What the US’s recognition of killings of Armenians as genocide mean

Note4Students

From UPSC perspective, the following things are important :

Prelims level: Anatolia region

Mains level: Paper 2- Relations between Turkey and the US

What is genocide

  • According to Article II of the UN Convention on Genocide of December 1948, genocide has been described as carrying out acts intended “to destroy, in whole or in part, a national, ethnic, racial or religious group”.

Why Armenians were targeted

  • In a way, the Armenians were victims of the great power contests of the late 19th and early 20th centuries.
  • The resentment started building up after the Russo-Turkish war of 1877-78 in which the Turks lost territories.
  • In the Treaty of Berlin, big powers dictated terms to the Ottomans, including putting pressure on Sultan Abdülhamid II to initiate reforms “in the provinces inhabited by Armenians, and to guarantee their security against the Circassians and Kurds.”
  • The Sultan saw this as a sign of strengthening ties between the Armenians and other rival countries, especially Russia.
  • Post the treaty, there were a series of attacks on Armenians by Turkish and Kurdish militias.
  • In 1908, the Young Turks wrested control from the Sultan and promised to restore imperial glory.
  • Under the Turks, the empire became more and “Turkik” and persecution against the ethnic minorities picked up.
  • In October 1914, Turkey joined the First World War on the side of Germany.
  • In the Caucasus, they fought the Russians, their primary geopolitical rival.
  • But the Ottomans suffered a catastrophic defeat in the Battle of Sarikamish by the Russians in January 1915.
  • The Turks blamed the defeat on Armenian “treachery”.

How the killings took place

  • As the War was still waging, the Ottomans feared that Armenians in eastern Anatolia would join the Russians if they advanced into Ottoman territories.
  • First, Armenians in the Ottoman Army were executed.
  • On April 24, the Ottoman government arrested about 250 Armenian intellectuals and community leaders.
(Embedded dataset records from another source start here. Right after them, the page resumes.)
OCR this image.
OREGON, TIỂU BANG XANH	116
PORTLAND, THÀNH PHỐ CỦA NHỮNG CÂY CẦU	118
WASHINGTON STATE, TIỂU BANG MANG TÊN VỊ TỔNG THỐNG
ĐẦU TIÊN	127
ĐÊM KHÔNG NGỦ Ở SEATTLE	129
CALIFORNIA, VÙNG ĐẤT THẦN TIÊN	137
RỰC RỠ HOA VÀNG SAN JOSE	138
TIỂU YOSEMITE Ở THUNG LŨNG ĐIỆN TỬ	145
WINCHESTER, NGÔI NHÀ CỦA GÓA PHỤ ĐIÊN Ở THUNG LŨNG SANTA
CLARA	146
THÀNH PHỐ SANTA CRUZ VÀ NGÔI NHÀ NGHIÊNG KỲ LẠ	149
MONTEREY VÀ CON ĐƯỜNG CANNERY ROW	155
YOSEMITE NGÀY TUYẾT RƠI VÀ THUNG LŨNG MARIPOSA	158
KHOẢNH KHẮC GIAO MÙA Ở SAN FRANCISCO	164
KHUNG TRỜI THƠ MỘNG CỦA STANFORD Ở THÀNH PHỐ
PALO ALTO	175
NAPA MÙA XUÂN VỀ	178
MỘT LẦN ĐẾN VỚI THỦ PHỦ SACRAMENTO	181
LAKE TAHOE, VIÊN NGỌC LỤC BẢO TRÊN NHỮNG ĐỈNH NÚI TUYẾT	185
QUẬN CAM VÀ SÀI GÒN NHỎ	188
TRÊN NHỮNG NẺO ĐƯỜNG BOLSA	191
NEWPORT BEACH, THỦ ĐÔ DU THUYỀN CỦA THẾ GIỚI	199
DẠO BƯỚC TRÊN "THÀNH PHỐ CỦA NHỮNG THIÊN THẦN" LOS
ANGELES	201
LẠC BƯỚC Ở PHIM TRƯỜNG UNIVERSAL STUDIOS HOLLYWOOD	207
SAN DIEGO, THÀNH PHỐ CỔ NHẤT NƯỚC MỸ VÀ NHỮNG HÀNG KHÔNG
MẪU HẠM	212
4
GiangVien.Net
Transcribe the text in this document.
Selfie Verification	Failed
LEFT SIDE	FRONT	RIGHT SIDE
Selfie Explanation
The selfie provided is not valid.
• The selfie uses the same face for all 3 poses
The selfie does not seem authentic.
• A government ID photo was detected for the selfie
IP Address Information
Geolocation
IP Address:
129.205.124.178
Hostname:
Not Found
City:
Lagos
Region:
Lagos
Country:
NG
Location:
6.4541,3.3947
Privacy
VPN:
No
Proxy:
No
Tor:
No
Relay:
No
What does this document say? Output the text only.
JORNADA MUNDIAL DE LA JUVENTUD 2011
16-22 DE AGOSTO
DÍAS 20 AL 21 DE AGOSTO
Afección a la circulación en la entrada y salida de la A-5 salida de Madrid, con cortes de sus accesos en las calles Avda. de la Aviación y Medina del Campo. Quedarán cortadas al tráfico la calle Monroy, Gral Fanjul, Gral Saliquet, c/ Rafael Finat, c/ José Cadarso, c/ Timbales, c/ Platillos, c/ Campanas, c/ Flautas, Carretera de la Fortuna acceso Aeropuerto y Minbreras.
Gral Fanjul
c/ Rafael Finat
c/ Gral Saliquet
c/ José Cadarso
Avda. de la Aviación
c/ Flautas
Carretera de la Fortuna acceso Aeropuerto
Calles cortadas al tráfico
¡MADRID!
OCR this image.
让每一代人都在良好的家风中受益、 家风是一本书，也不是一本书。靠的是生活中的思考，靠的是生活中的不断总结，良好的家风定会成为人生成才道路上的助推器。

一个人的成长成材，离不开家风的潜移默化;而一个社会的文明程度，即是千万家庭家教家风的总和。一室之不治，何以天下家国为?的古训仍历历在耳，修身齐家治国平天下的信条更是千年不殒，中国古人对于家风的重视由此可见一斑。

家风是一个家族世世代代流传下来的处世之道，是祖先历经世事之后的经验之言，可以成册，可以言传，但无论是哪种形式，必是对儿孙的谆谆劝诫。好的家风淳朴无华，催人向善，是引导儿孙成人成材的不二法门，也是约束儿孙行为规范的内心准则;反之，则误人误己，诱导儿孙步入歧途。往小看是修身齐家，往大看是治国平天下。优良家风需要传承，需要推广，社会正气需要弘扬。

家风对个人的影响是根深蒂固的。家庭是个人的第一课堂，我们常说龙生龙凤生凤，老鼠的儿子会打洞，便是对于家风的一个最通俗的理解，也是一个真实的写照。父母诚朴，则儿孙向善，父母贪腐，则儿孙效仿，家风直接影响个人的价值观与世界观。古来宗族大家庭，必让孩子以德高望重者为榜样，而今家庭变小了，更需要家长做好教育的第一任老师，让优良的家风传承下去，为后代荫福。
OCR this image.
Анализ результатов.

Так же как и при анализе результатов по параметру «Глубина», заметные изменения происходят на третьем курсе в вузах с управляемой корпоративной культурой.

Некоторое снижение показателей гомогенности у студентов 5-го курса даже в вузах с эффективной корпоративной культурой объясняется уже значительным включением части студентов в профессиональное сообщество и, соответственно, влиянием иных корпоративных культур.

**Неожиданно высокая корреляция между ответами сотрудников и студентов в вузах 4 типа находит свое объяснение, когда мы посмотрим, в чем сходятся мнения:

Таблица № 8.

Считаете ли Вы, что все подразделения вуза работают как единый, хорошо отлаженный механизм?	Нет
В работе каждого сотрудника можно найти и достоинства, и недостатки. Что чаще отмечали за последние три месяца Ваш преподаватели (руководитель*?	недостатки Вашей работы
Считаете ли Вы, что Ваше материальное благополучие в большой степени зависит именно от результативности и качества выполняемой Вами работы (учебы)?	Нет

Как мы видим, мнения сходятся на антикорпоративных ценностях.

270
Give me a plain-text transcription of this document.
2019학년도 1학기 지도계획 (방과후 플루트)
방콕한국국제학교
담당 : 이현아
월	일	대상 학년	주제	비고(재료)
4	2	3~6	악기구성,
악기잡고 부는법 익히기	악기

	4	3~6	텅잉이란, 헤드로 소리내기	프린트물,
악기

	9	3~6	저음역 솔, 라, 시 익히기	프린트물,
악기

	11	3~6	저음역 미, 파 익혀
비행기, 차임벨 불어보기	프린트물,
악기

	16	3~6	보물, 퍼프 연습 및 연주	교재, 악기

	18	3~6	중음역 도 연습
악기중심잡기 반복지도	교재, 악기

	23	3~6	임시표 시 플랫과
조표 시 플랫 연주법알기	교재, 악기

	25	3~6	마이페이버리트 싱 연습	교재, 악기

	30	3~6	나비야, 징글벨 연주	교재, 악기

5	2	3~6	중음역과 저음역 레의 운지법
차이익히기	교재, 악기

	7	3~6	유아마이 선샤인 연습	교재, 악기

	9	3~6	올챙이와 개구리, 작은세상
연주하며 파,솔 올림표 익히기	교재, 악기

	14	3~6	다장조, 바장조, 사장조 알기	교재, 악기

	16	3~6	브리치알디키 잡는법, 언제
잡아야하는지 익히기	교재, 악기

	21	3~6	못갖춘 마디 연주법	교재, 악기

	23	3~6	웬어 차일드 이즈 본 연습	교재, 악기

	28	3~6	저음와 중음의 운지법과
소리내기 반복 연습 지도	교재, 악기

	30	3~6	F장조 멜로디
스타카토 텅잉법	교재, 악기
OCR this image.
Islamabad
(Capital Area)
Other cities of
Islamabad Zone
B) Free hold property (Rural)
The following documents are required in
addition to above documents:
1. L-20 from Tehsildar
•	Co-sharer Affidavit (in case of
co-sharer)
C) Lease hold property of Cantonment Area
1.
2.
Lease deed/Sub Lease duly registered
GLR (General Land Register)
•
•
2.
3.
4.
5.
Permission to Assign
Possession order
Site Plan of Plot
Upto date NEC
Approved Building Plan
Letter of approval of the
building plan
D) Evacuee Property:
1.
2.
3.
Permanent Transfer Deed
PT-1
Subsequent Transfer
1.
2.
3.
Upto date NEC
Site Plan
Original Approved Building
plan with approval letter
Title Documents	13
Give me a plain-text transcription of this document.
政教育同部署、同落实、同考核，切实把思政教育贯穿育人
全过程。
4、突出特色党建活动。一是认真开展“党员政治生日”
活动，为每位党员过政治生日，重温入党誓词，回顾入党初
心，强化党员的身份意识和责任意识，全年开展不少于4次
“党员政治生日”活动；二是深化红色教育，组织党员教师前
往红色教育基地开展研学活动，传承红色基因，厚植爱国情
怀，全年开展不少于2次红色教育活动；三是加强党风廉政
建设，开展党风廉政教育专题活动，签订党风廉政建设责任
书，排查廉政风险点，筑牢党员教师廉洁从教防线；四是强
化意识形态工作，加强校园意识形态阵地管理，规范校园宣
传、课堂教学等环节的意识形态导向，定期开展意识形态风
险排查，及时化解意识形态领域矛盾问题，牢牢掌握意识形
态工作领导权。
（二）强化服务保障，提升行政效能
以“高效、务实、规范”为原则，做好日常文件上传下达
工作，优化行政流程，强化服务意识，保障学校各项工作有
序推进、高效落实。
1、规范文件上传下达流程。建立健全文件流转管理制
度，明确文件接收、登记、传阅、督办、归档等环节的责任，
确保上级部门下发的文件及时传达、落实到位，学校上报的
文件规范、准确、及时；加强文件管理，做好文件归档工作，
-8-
Most of them were later executed.
  • The Ottoman government passed legislation to deport anyone who is a security risk.
  • Then they moved Armenians, including children, en masse to the Syrian Desert. That was a march of death.
  • Before the First World War broke out in 1914, there were 2 million Armenians in the Ottoman Empire.
  • According to a study by the University of Minnesota’s Center for Holocaust and Genocide Studies, in 1922, four years after the War, the Armenian population in the region was about 387,800.
  • This has led historians to believe that up to 1.5 million Armenians were killed during the course of the War.

What is Turkey’s response

  • Turkey has acknowledged that atrocities were committed against Armenians, but denies it was a genocide which comes with legal implications.
  • Turkey also challenges the estimates that 1.5 million were killed.
  • The Turkish Foreign Ministry has issued a strong statement to Mr. Biden’s announcement saying it doesn’t not have “a scholarly and legal basis, nor is it supported by any evidence”.
  • Turkey has called on the U.S. President to correct the mistake of recognition as genocide.